A fairly small but vocal opposition group of Takeda shareholders calling itself “Think About Takeda’s Bright Future” or TTBF, made several attempts to scuttle the deal. At the June annual meeting, the group, which at the time had about 130 shareholders in it, expressed their opposition and advanced a proposal that would require advance shareholder approval be required for large acquisitions. The proposal, however, only received about 10 percent of votes in favor, failing to pick up wider opposition support.
And in September, the group gained a high-profile supporter, Kazu Takeda, a member of the Takeda family. He told The Times, “Hasty decisions on big deals should be avoided.
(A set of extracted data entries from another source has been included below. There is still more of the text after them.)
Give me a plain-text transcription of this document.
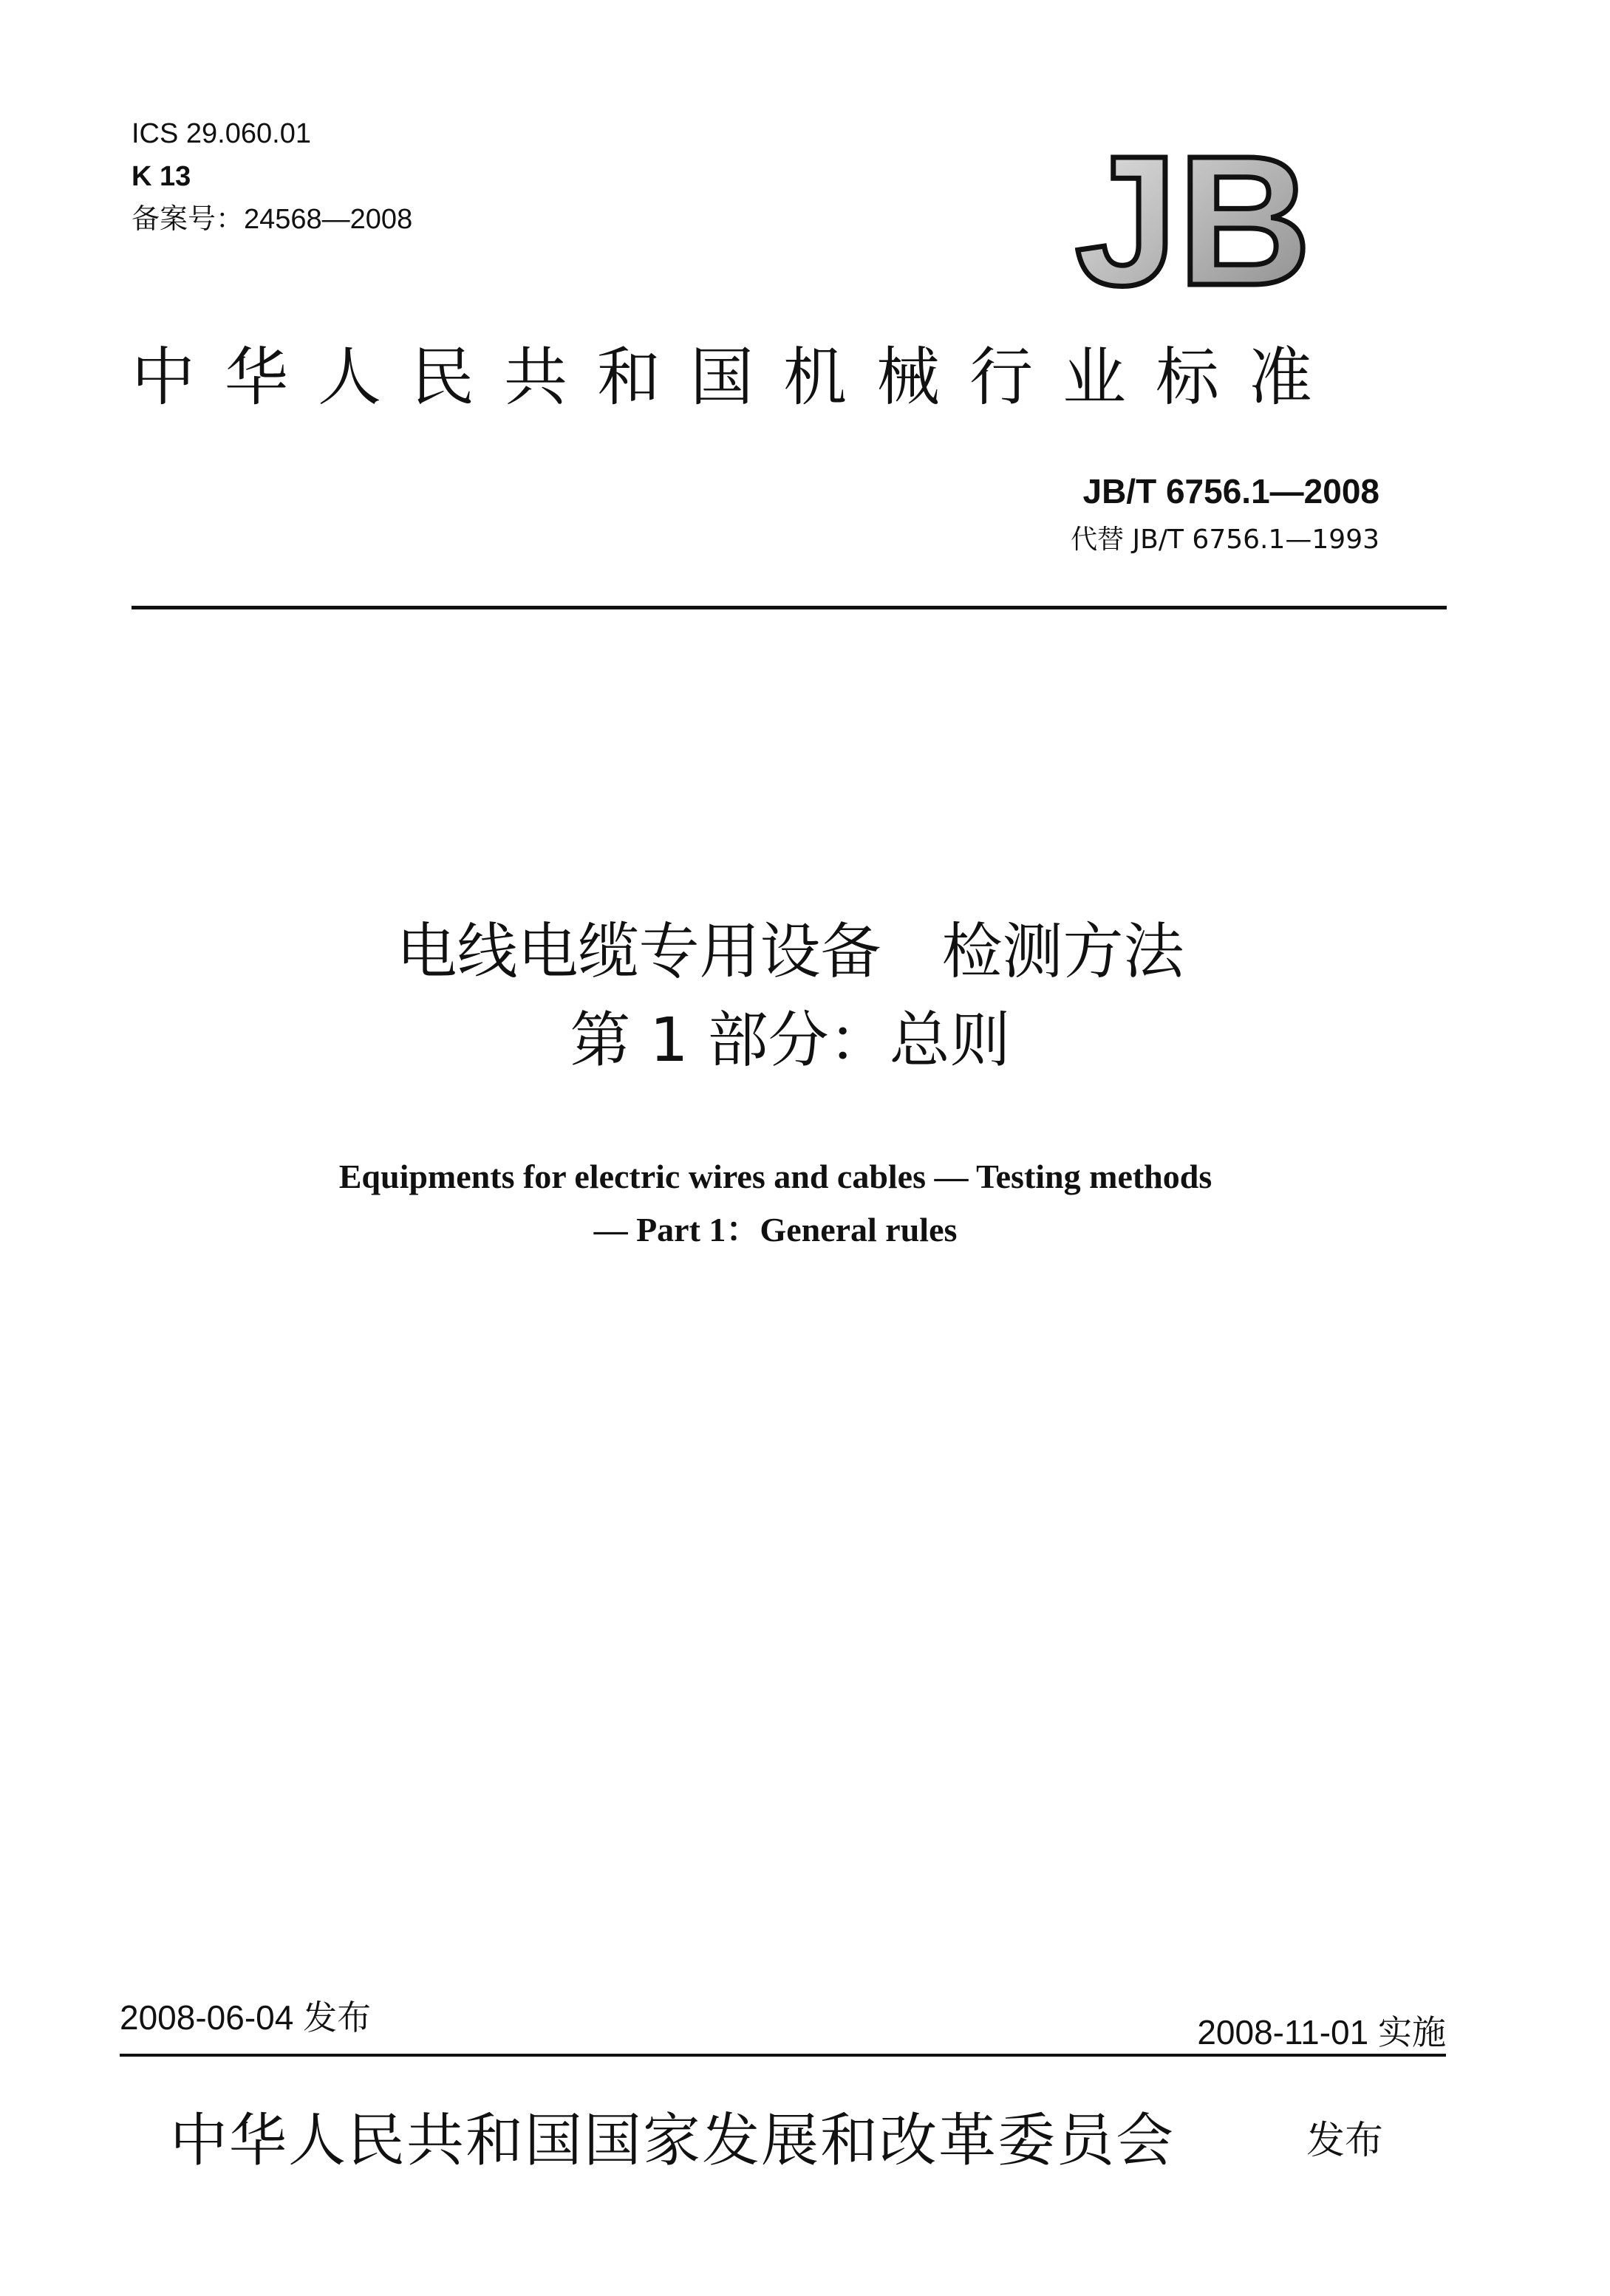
ICS 29.060.01
K 13
备案号：24568—2008	JB
中华人民共和国机械行业标准
JB/T 6756.1—2008
代替 JB/T 6756.1—1993
电线电缆专用设备　检测方法
第 1 部分：总则
Equipments for electric wires and cables — Testing methods
— Part 1：General rules
2008-06-04 发布	2008-11-01 实施
中华人民共和国国家发展和改革委员会	发布
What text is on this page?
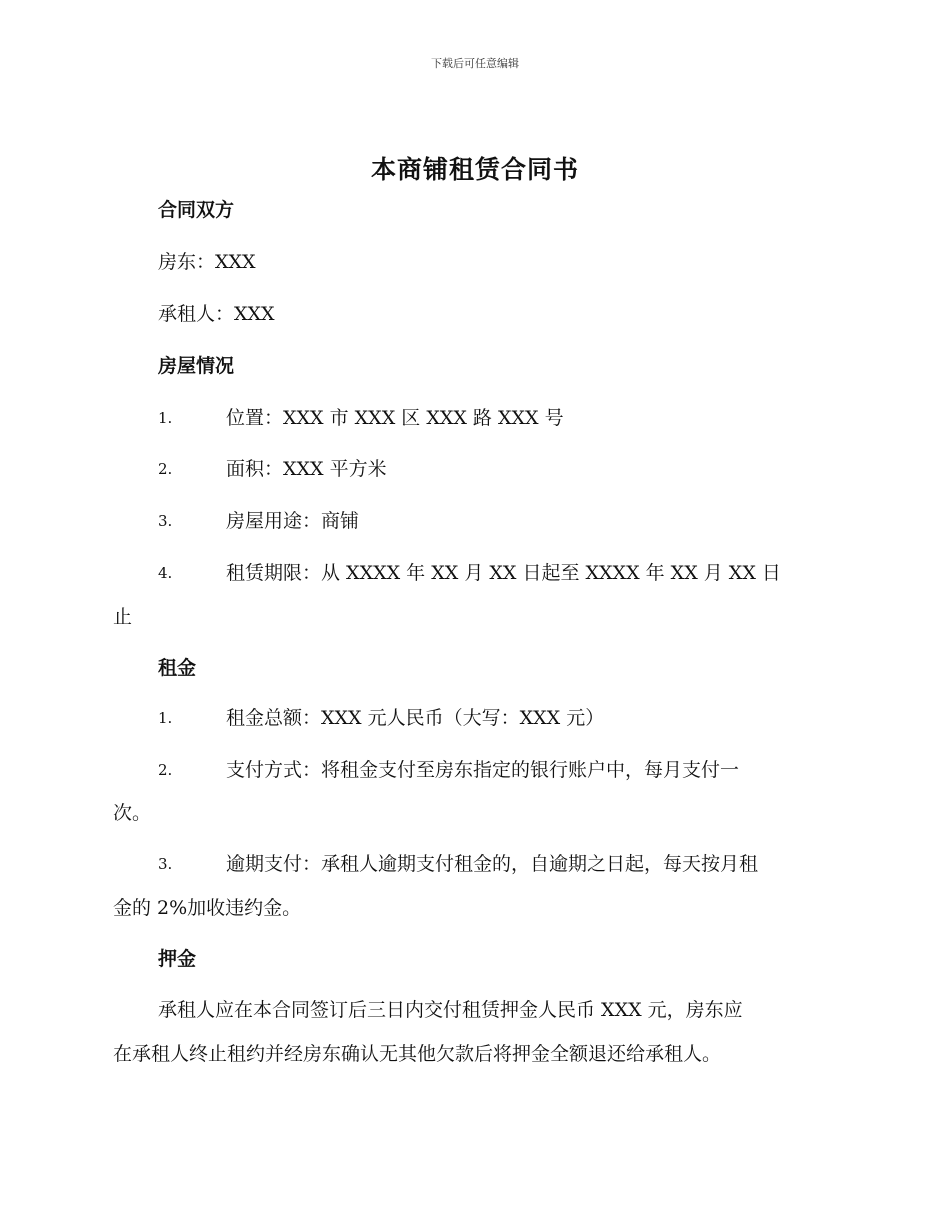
下载后可任意编辑
本商铺租赁合同书
合同双方
房东：XXX
承租人：XXX
房屋情况
1.	位置：XXX 市 XXX 区 XXX 路 XXX 号
2.	面积：XXX 平方米
3.	房屋用途：商铺
4.	租赁期限：从 XXXX 年 XX 月 XX 日起至 XXXX 年 XX 月 XX 日
止
租金
1.	租金总额：XXX 元人民币（大写：XXX 元）
2.	支付方式：将租金支付至房东指定的银行账户中，每月支付一
次。
3.	逾期支付：承租人逾期支付租金的，自逾期之日起，每天按月租
金的 2%加收违约金。
押金
承租人应在本合同签订后三日内交付租赁押金人民币 XXX 元，房东应
在承租人终止租约并经房东确认无其他欠款后将押金全额退还给承租人。
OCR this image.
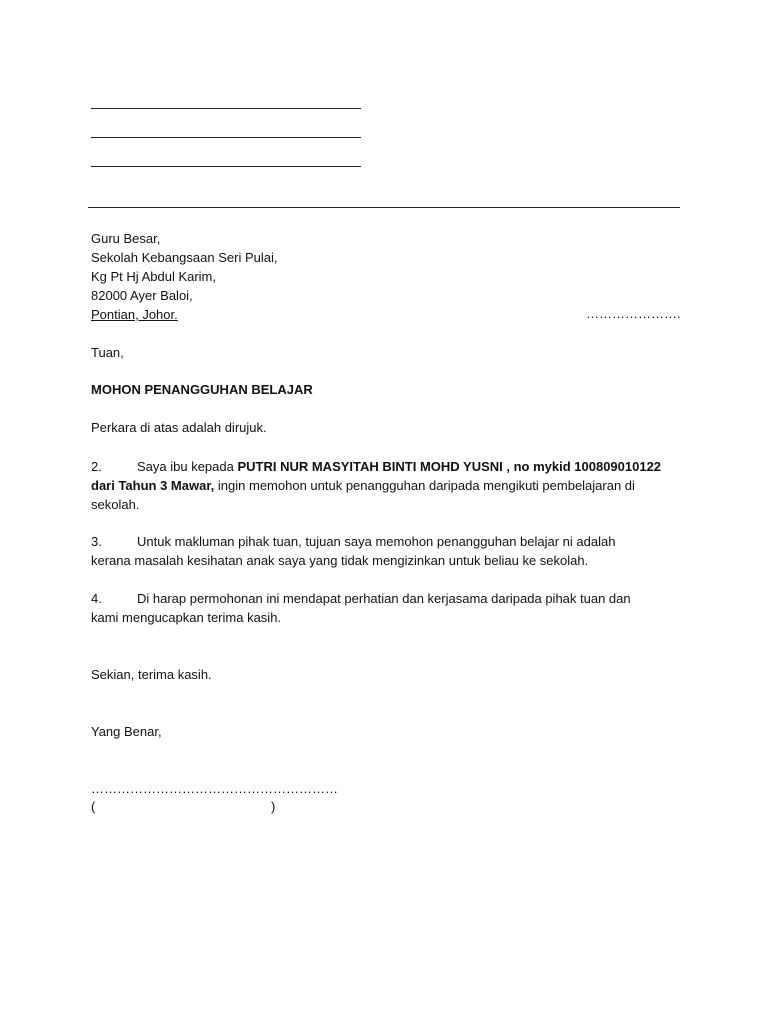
Guru Besar,
Sekolah Kebangsaan Seri Pulai,
Kg Pt Hj Abdul Karim,
82000 Ayer Baloi,
Pontian, Johor.	………………….
Tuan,
MOHON PENANGGUHAN BELAJAR
Perkara di atas adalah dirujuk.
2.	Saya ibu kepada PUTRI NUR MASYITAH BINTI MOHD YUSNI , no mykid 100809010122
dari Tahun 3 Mawar, ingin memohon untuk penangguhan daripada mengikuti pembelajaran di
sekolah.
3.	Untuk makluman pihak tuan, tujuan saya memohon penangguhan belajar ni adalah
kerana masalah kesihatan anak saya yang tidak mengizinkan untuk beliau ke sekolah.
4.	Di harap permohonan ini mendapat perhatian dan kerjasama daripada pihak tuan dan
kami mengucapkan terima kasih.
Sekian, terima kasih.
Yang Benar,
…………………………………………………
(	)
It will lead to disaster if there are large-scale mergers and acquisitions without careful consideration.”
He also felt the deal would undermine one of the primary principles of “Takeda-ism,” which is that the company makes money by making people happy. He told The Times, “We understand that scaling up is necessary, but Takeda management has to think about the traditional corporate culture and the health of the company.”
Despite the opposition, almost 90 percent of shareholders voted to approve the deal. Since hints of the deal were first broached in March, Takeda shares have dropped approximately 25 percent. Satoshi Ito, a 75-year-old shareholder, told CNBC, “I want to keep my Takeda shares into the future, but now I am worried about further declines in the share price.” He abstained from voting.
Kazu Takeda, ahead of the vote, said, “We are definitely against this because the financial risks are too great and the expected benefits are quite limited. I think M&A is quite necessary for Takeda’s future but Shire is not the answer,” CNBC reported.
Takeda’s chief executive officer, Christophe Weber, has indicated the deal will be profitable because he plans to cut costs. He projects annual savings of at least $1.4 billion three years after the close of the deal. The company also plans to sell up to $10 billion in non-core assets to help pay off the loans.
Andy Plump, global head of R&D for Takeda, told Reuters, “We have a plan for divestiture that gets us to a place in three to five years that our credit agencies are OK with. Our credit rating is likely to tick down a notch, but still above junk bond status, which is critical for us.”
Kazu Takeda is not the only person who appreciates that Takeda needs M&A in order to stay competitive. The broader issue, aside from the debt, is whether the Shire acquisition was the best way to go. Shire has a strong presence in the hemophilia market, but it facing competition from Roche.
“It’s crucial whether the drugmaker can reinvest profits from the deal into seeds for developing future drugs,” stated Kazuaki Hashiguchi, senior drug analyst at Daiwa Securities. “The benefits of the deal will last for a limited time, as no treatments can avoid patent expiration.”
The challenges for Weber and Takeda will be considerable, particularly if Weber’s cost-cutting plans include cutting Japanese jobs. This could lead to a backlash. And the Wall Street Journal, perhaps with some irony, notes that when Weber took over Takeda in 2014, he told them he asked for advice from Carlos Ghosn, who was chairman of Nissan Motor Co., and like Weber, was French-educated. (Unlike Weber, who was born in France, Ghosn was born in Brazil, but also has French and Lebanese nationality.) Recently, Ghosn was ousted as chairman on suspicion of understating his compensation in financial reports, although he has denied any wrongdoing.